Las aventuras extremas bajo ambientes controlados son el sustituto artificial de una humaninad que pasó cientos de miles de años huyendo de tigres dientes de sable y cazando mamuts, osos, jabalíes, otras tribus. Así como tenemos que forzar nuestros cuerpos a moverse, porque no estamos hechos para vidas sedentarias, una dosis de adrenalina pareciera mantener nuestras ganas de vivir. En nuestra modernidad, podemos darnos el lujo de, como dije, controlar esas emociones fuertes, inclusive en deportes extremos.

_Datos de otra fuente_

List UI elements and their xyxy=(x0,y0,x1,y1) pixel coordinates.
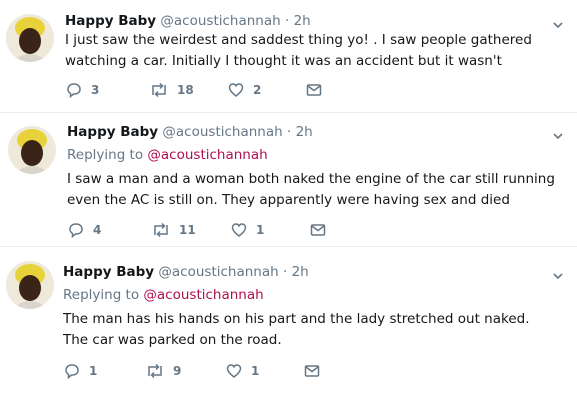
avatar[interactable] xyxy=(6,14,54,62)
direct-message-button[interactable] xyxy=(305,80,323,100)
reply-button[interactable]: 4 xyxy=(67,220,101,240)
reply-icon xyxy=(65,81,83,99)
like-count: 1 xyxy=(251,364,260,378)
avatar[interactable] xyxy=(6,261,54,309)
replying-to-mention[interactable]: @acoustichannah xyxy=(143,287,263,303)
chevron-down-icon[interactable] xyxy=(552,127,564,140)
replying-to-mention[interactable]: @acoustichannah xyxy=(147,147,267,163)
author-handle[interactable]: @acoustichannah xyxy=(160,13,280,29)
direct-message-icon xyxy=(303,362,321,380)
retweet-button[interactable]: 9 xyxy=(145,361,181,381)
reply-icon xyxy=(67,221,85,239)
tweet-3[interactable]: Happy Baby @acoustichannah · 2h Replying… xyxy=(0,247,577,405)
reply-count: 1 xyxy=(89,364,98,378)
timestamp[interactable]: 2h xyxy=(294,13,311,29)
retweet-count: 11 xyxy=(179,223,196,237)
timestamp[interactable]: 2h xyxy=(292,264,309,280)
retweet-count: 9 xyxy=(173,364,182,378)
timestamp[interactable]: 2h xyxy=(296,124,313,140)
tweet-2[interactable]: Happy Baby @acoustichannah · 2h Replying… xyxy=(0,113,577,245)
retweet-count: 18 xyxy=(177,83,194,97)
replying-to-label: Replying to xyxy=(67,147,144,163)
retweet-icon xyxy=(145,362,165,380)
separator-dot: · xyxy=(282,264,288,280)
tweet-text: The man has his hands on his part and th… xyxy=(63,311,530,348)
retweet-button[interactable]: 11 xyxy=(151,220,196,240)
replying-to: Replying to @acoustichannah xyxy=(67,147,268,164)
tweet-actions: 3 18 2 xyxy=(65,80,365,100)
tweet-1[interactable]: Happy Baby @acoustichannah · 2h I just s… xyxy=(0,0,577,112)
author-name[interactable]: Happy Baby xyxy=(63,264,154,280)
replying-to: Replying to @acoustichannah xyxy=(63,287,264,304)
reply-icon xyxy=(63,362,81,380)
tweet-text: I saw a man and a woman both naked the e… xyxy=(67,171,555,208)
direct-message-button[interactable] xyxy=(303,361,321,381)
heart-icon xyxy=(225,362,243,380)
replying-to-label: Replying to xyxy=(63,287,140,303)
like-count: 1 xyxy=(256,223,265,237)
like-button[interactable]: 2 xyxy=(227,80,261,100)
direct-message-icon xyxy=(305,81,323,99)
retweet-button[interactable]: 18 xyxy=(149,80,194,100)
chevron-down-icon[interactable] xyxy=(552,267,564,280)
reply-count: 4 xyxy=(93,223,102,237)
reply-button[interactable]: 3 xyxy=(65,80,99,100)
separator-dot: · xyxy=(286,124,292,140)
heart-icon xyxy=(227,81,245,99)
reply-button[interactable]: 1 xyxy=(63,361,97,381)
like-button[interactable]: 1 xyxy=(225,361,259,381)
like-count: 2 xyxy=(253,83,262,97)
retweet-icon xyxy=(149,81,169,99)
author-handle[interactable]: @acoustichannah xyxy=(162,124,282,140)
direct-message-button[interactable] xyxy=(309,220,327,240)
tweet-text: I just saw the weirdest and saddest thin… xyxy=(65,32,532,69)
avatar[interactable] xyxy=(8,126,56,174)
heart-icon xyxy=(230,221,248,239)
author-name[interactable]: Happy Baby xyxy=(65,13,156,29)
tweet-actions: 4 11 1 xyxy=(67,220,367,240)
author-name[interactable]: Happy Baby xyxy=(67,124,158,140)
direct-message-icon xyxy=(309,221,327,239)
chevron-down-icon[interactable] xyxy=(552,16,564,29)
reply-count: 3 xyxy=(91,83,100,97)
tweet-actions: 1 9 1 xyxy=(63,361,363,381)
retweet-icon xyxy=(151,221,171,239)
like-button[interactable]: 1 xyxy=(230,220,264,240)
author-handle[interactable]: @acoustichannah xyxy=(158,264,278,280)
separator-dot: · xyxy=(284,13,290,29)
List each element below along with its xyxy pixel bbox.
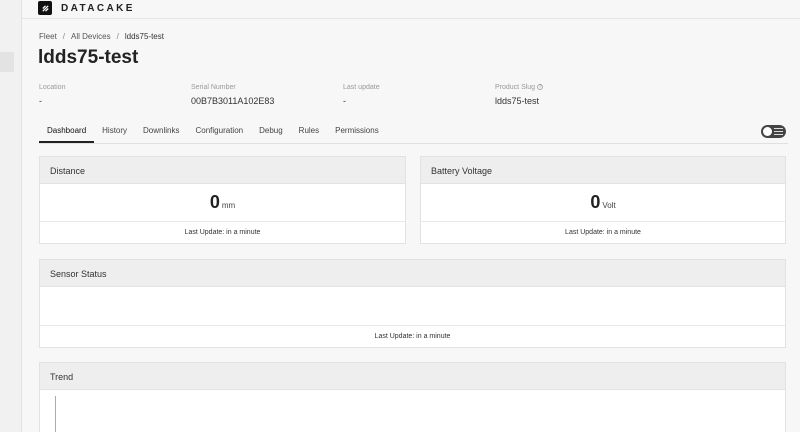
trend-series-line (55, 396, 56, 432)
battery-unit: Volt (602, 201, 616, 210)
device-tabs: Dashboard History Downlinks Configuratio… (39, 121, 788, 143)
page-title: ldds75-test (38, 47, 139, 68)
meta-serial: Serial Number 00B7B3011A102E83 (191, 84, 274, 106)
help-icon[interactable]: ? (537, 84, 544, 90)
distance-unit: mm (221, 201, 236, 210)
edit-mode-toggle[interactable] (761, 125, 786, 138)
tab-permissions[interactable]: Permissions (327, 121, 387, 143)
widget-footer: Last Update: in a minute (421, 221, 785, 243)
meta-slug-value: ldds75-test (495, 96, 540, 106)
widget-distance: Distance 0 mm Last Update: in a minute (39, 156, 406, 244)
widget-title: Trend (40, 363, 785, 390)
widget-title: Distance (40, 157, 405, 184)
meta-slug-label: Product Slug (495, 84, 536, 91)
header-divider (22, 18, 800, 19)
breadcrumb-current: ldds75-test (124, 32, 164, 41)
meta-last-update-label: Last update (343, 84, 380, 91)
toggle-knob (763, 127, 772, 136)
meta-serial-label: Serial Number (191, 84, 236, 91)
widget-sensor-status: Sensor Status Last Update: in a minute (39, 259, 786, 348)
widget-title: Sensor Status (40, 260, 785, 287)
datacake-logo-icon (38, 1, 52, 15)
widget-value: 0 Volt (421, 192, 785, 213)
meta-location: Location - (39, 84, 65, 106)
tab-debug[interactable]: Debug (251, 121, 291, 143)
meta-last-update-value: - (343, 96, 346, 106)
widget-footer: Last Update: in a minute (40, 325, 785, 347)
sidebar-item[interactable] (0, 52, 14, 72)
tab-rules[interactable]: Rules (291, 121, 327, 143)
brand[interactable]: DATACAKE (38, 1, 135, 15)
meta-location-value: - (39, 96, 42, 106)
breadcrumb: Fleet / All Devices / ldds75-test (39, 32, 164, 41)
tab-dashboard[interactable]: Dashboard (39, 121, 95, 143)
breadcrumb-separator: / (116, 32, 119, 41)
brand-name: DATACAKE (61, 2, 135, 14)
meta-serial-value: 00B7B3011A102E83 (191, 96, 275, 106)
left-sidebar (0, 0, 22, 432)
breadcrumb-fleet[interactable]: Fleet (39, 32, 57, 41)
tab-configuration[interactable]: Configuration (188, 121, 252, 143)
meta-product-slug: Product Slug? ldds75-test (495, 84, 544, 106)
breadcrumb-all-devices[interactable]: All Devices (71, 32, 111, 41)
tabs-divider (39, 143, 788, 144)
breadcrumb-separator: / (62, 32, 66, 41)
settings-lines-icon (774, 128, 783, 135)
widget-footer: Last Update: in a minute (40, 221, 405, 243)
widget-title: Battery Voltage (421, 157, 785, 184)
meta-location-label: Location (39, 84, 66, 91)
meta-last-update: Last update - (343, 84, 380, 106)
widget-value: 0 mm (40, 192, 405, 213)
tab-history[interactable]: History (94, 121, 135, 143)
distance-value: 0 (209, 192, 220, 212)
tab-downlinks[interactable]: Downlinks (135, 121, 187, 143)
widget-battery-voltage: Battery Voltage 0 Volt Last Update: in a … (420, 156, 786, 244)
battery-value: 0 (590, 192, 601, 212)
widget-trend: Trend (39, 362, 786, 432)
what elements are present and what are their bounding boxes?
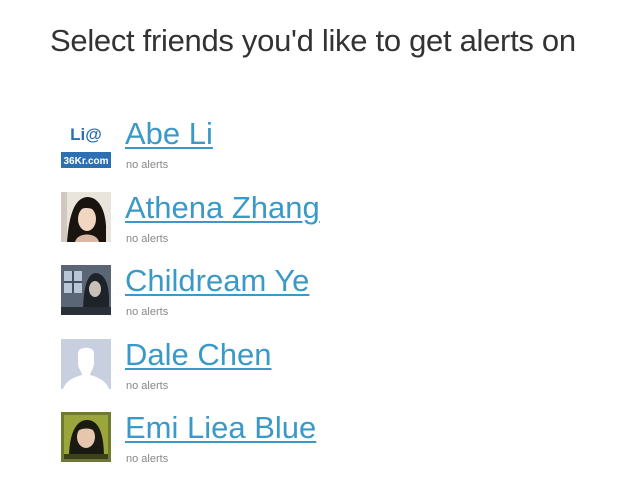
default-silhouette-icon (61, 338, 111, 389)
photo-icon (61, 265, 111, 315)
avatar[interactable] (61, 412, 111, 462)
avatar-logo-text: Li@ (70, 125, 102, 144)
photo-icon (61, 412, 111, 462)
logo-icon: Li@ 36Kr.com (61, 118, 111, 168)
avatar-logo-subtext: 36Kr.com (63, 156, 108, 167)
alert-status: no alerts (126, 306, 169, 318)
friend-name-link[interactable]: Dale Chen (125, 337, 271, 373)
page-title: Select friends you'd like to get alerts … (50, 23, 576, 58)
avatar[interactable] (61, 191, 111, 242)
alert-status: no alerts (126, 379, 169, 392)
friend-name-link[interactable]: Abe Li (125, 116, 213, 152)
avatar[interactable] (61, 338, 111, 389)
alert-status: no alerts (126, 232, 169, 245)
alert-status: no alerts (126, 453, 169, 465)
avatar[interactable]: Li@ 36Kr.com (61, 118, 111, 168)
friend-name-link[interactable]: Emi Liea Blue (125, 410, 316, 446)
friend-name-link[interactable]: Athena Zhang (125, 190, 320, 226)
alert-status: no alerts (126, 159, 169, 171)
photo-icon (61, 191, 111, 242)
avatar[interactable] (61, 265, 111, 315)
friend-name-link[interactable]: Childream Ye (125, 263, 309, 299)
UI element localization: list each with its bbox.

Tal vez pensaría de forma diferente si fuera uno de mis engendros el que se tire de un edificio y arriesgue el pellejo que me costó 9 meses cocinar, pero serían él y sus pulgas los que estarían exponiéndose. El problema viene cuando, para sentirse vivos, se involucra a más gente con comportamientos de alto riesgo. Pasarse semáforos en rojo no es precisamente una actitud inteligente, como tampoco manejar ebrio, ni quemar rancho. Lo que haga uno con uno mismo, o con alguien más y su completo consentimiento, es válido. Si las consecuencias de los actos trascienden a terceros no involucrados, allí ya no vale el jueguito.

Sigo sufriendo sólo de pensar encaramarme a una charada que dé vueltas. Me estresa hasta el choconoy del IRTRA. Pero me subo cuantas veces puedo.